WASHINGTON - By completing just 1 percent of the reconstruction required in Afghanistan to date, the United States and other donors are risking renewed conflict, if not disintegration, in the devastated country, says an unusually frank report released this week by the US relief organization CARE.

The eight-page policy brief, co-authored by the Center on International Cooperation (CIC), finds that Afghanistan's stability and reconstruction are increasingly threatened by violence, especially that directed against aid workers; the rise of a "neo-Taliban" movement, particularly in Pashtun parts of the country; and narco-trafficking by regional warlords and others.

And it argues that donors have failed to follow through on earlier promises of desperately needed reconstruction assistance. Moreover, what aid is being provided is becoming increasingly expensive because of the insecurity that is growing outside the capital Kabul, the only part of the country that is patrolled by the NATO-led International Security Assistance Force (ISAF).

"Putting Afghanistan on the road to peace needs more than good intentions; it needs urgent action," says Atlanta-based CARE, which stressed that projects worth just US$192 million were completed in the 18 months after US-led forces ousted the Taliban regime.

That constitutes "roughly 1 percent of Afghanistan's reconstruction needs", according to the report.

CARE's brief coincided with the publication of a second report by the Afghan Independent Human Rights Commission (AIHRC) on Tuesday, which confirmed that human-rights abuses, including summary executions, arbitrary detentions, and the use of unofficial prisons by warlords, are also on the rise throughout the country.

"There is no rule of law, [and] the police that are responsible for the rule are themselves violators and are acting against the law," said Nadir Nadiri, an AIHRC spokesperson.

She said that people countrywide were being held unofficially in prisons by local warlords or authorities because of conflicting land claims and forced evictions. Those detained, she said, often "don't have money to pay or don't have any influence with the authorities".

The reports come amid new concerns about the situation in Afghanistan, even as Iraq has claimed the media spotlight for most of the past six months.
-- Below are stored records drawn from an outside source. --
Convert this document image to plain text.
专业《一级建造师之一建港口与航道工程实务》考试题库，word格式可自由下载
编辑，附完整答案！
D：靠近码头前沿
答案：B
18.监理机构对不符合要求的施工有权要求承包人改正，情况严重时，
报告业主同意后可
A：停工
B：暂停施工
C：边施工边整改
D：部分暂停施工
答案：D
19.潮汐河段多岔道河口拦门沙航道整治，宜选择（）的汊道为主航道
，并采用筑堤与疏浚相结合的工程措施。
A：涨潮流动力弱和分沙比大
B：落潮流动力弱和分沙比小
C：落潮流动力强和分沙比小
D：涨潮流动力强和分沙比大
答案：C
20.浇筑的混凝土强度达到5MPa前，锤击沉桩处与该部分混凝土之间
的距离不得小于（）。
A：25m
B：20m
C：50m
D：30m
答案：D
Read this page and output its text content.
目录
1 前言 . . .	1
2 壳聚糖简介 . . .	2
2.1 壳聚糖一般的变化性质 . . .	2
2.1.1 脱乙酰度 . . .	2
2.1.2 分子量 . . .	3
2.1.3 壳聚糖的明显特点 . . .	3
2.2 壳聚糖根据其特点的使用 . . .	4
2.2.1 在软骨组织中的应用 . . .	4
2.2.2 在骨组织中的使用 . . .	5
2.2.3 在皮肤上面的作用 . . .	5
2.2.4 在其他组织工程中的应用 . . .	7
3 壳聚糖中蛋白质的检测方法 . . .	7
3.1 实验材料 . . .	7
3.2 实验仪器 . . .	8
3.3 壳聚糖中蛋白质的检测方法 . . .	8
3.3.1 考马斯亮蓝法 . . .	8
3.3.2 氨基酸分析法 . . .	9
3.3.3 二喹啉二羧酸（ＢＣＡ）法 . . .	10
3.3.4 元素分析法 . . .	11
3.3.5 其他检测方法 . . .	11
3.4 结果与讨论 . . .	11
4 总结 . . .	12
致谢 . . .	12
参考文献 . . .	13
Washington has been particularly concerned about the resurgence of the Taliban along the border with Pakistan and in the Pashtun areas.

While US and allied forces have largely succeeded in turning back ever-bigger offensives by the Taliban and other Islamist groups along the border, security in much of the largely Pashtun areas in the southern and eastern parts of the country has deteriorated sharply in recent months.

In addition, the central government headed by interim Chairman Hamid Kharzai has not yet succeeded in extending its authority over key regional leaders and warlords who control most of the countryside, while renewed cultivation of opium poppies is contributing to their ability to resist demands from Kabul.

Each of these developments poses "serious threats" to the country's security, but together, according to CARE, they make for a far more dangerous situation and one that threatens the delivery of desperately needed aid, as well as hope for reconstruction.

"Many areas of the country are now off-limits to the aid community," said CARE, while one-half of Afghanistan's 32 provinces are deemed "high-risk" areas for aid work. In the worst incident to date, four workers for a Danish relief agency were executed and a fifth badly wounded by suspected Taliban rebels in southern Afghanistan last week.

As a result, reconstruction work cannot proceed over large areas of the country, with potentially disastrous political consequences.

"The longer Afghans are made to wait for concrete signs of greater progress, the easier it will be for extremists to exploit their resentment and for criminals to profit from the institutional vacuum that results," said Kevin Henry, CARE USA's advocacy director.

The deterioration in security is illustrated by the rising number of armed attacks against civilians outside of Kabul. During the summer of 2002, the report says, the ratio of armed attacks outside Kabul to inside the city was approximately 2:1; this past summer the ratio rose to 7:1, CARE said.

That was due primarily to the failure of ISAF to extend its presence beyond Kabul, the agency added. While the recent request by Germany and Washington to North Atlantic Treaty Organization (NATO) members to contribute to such an expansion constituted a "positive step", it said, "it is time to move from good intentions to action".

"NATO must urgently expand peacekeepers outside the capital before the security situation gets any worse," said Paul Barker, CARE's country director for Afghanistan.

More peacekeepers would also help deal with rising opium production, which is fueling the power of warlords and pro-Taliban forces, as well as drug-traffickers themselves, at the expense of the Karzai government. Afghanistan's share of global opium production skyrocketed from 12 percent at the time of the Taliban's ouster to 76 percent in 2002, according to the United Nations.

Above all, donors must not only follow through on their promises last year to provide $4.5 billion in reconstruction funding over five years, they should add substantially to that total. CARE insisted that a far more realistic estimate - particularly given the extra costs caused by continued insecurity - would be $20 billion over the next four years.

The report noted that the populations of Iraq and Afghanistan are roughly equal, while needs are greater and natural resources fewer in Afghanistan. Yet the administration of US President George W Bush recently committed an additional $20 billion for Iraq for this year, while Afghanistan is to receive only $800 million.

"The longer the international community waits to take action, the higher the price will be," the relief group warned.